During the surgery, the neurosurgeon and operating team document various aspects of the procedure. This includes the surgical approach, details of the neurosurgical technique, anatomical landmarks, intraoperative findings (such as tumor characteristics or vascular abnormalities), use of specialized instruments or equipment, and any complications or unexpected events that occur during the surgery.


Intraoperative findings refer to the observations and discoveries made by surgeons during a surgical procedure while the patient is on the operating table. These findings provide real-time information about the anatomical structures, pathological conditions, and unexpected or significant findings encountered during the surgery. Here are some key points about intraoperative findings:

Real-Time Assessment: Surgeons assess the surgical site and surrounding tissues during the procedure to identify and evaluate the relevant anatomical structures. They visually inspect, palpate, and manipulate tissues to gather information about their appearance, characteristics, and condition.

Anatomical Structures: Intraoperative findings document the condition and location of anatomical structures such as blood vessels, nerves, organs, or other relevant structures. This includes evaluating their size, position, patency, integrity, or any abnormalities present.

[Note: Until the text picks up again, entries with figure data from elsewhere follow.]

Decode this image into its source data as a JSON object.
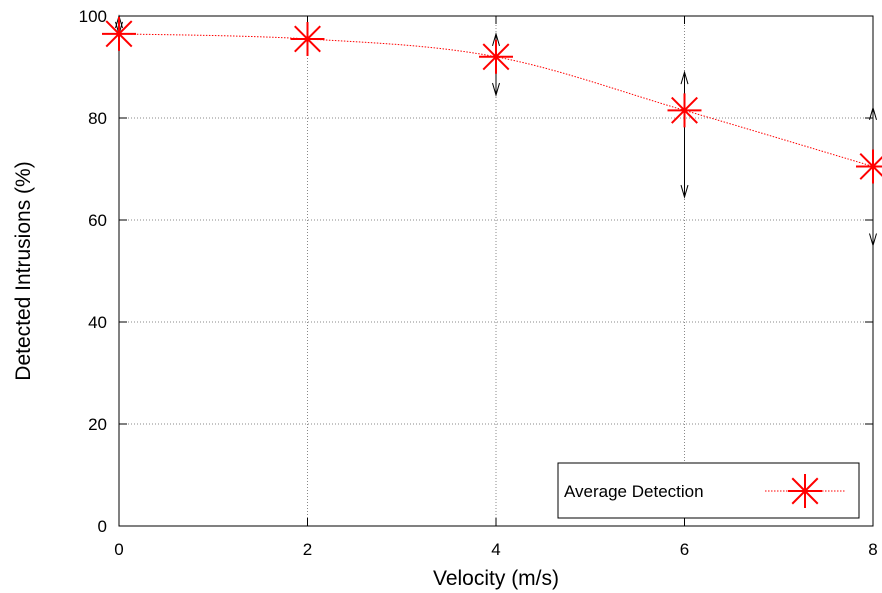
{
  "chart_data": {
    "type": "line",
    "title": "",
    "xlabel": "Velocity (m/s)",
    "ylabel": "Detected Intrusions (%)",
    "xlim": [
      0,
      8
    ],
    "ylim": [
      0,
      100
    ],
    "x_ticks": [
      "0",
      "2",
      "4",
      "6",
      "8"
    ],
    "y_ticks": [
      "0",
      "20",
      "40",
      "60",
      "80",
      "100"
    ],
    "grid": true,
    "legend_position": "bottom-right",
    "series": [
      {
        "name": "Average Detection",
        "color": "#ff0000",
        "marker": "star",
        "line_style": "dotted",
        "x": [
          0,
          2,
          4,
          6,
          8
        ],
        "y": [
          96.5,
          95.5,
          92,
          81.5,
          70.5
        ],
        "error_low": [
          96.5,
          95.5,
          84.5,
          64.5,
          55
        ],
        "error_high": [
          100,
          96,
          96.5,
          89,
          82
        ]
      }
    ]
  }
}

Pathological Conditions: Surgeons may encounter various pathological conditions or abnormalities that were not fully apparent in preoperative assessments or imaging. These may include tumors, adhesions, cysts, inflammation, infection, anatomical variations, or traumatic injuries. Intraoperative findings describe the presence, extent, characteristics, and impact of these conditions.

Bleeding and Hemostasis: Intraoperative findings include observations related to bleeding and hemostasis. Surgeons assess the amount and source of bleeding, identify any major vessels or bleeding points, and employ appropriate techniques to achieve hemostasis, such as suturing, cauterization, or the use of hemostatic agents.

Intraoperative Imaging: In some cases, surgeons utilize intraoperative imaging techniques such as fluoroscopy, ultrasound, or endoscopy to obtain real-time visual information during the procedure. Intraoperative findings may involve details about imaging findings, such as the localization of a foreign body, the confirmation of correct implant placement, or the guidance of tissue resection.

Unexpected Findings and Complications: Intraoperative findings may include unexpected or unforeseen discoveries, complications, or challenges encountered during the surgery. These findings may require alterations to the surgical plan, additional procedures, or consultation with other specialists. Documenting these unexpected findings helps guide decision-making and subsequent patient management.

Documentation: Accurate and thorough documentation of intraoperative findings is critical. Surgeons record their observations, measurements, descriptions, and any relevant images or videos. This documentation serves as a permanent record of the intraoperative course, contributes to the patient's medical record, and facilitates communication among the surgical team and with other healthcare providers involved in the patient's care.

Intraoperative findings provide valuable information for surgical decision-making, postoperative care planning, and the assessment of surgical outcomes. They help to ensure patient safety, guide appropriate interventions, and contribute to the overall understanding of the patient's condition.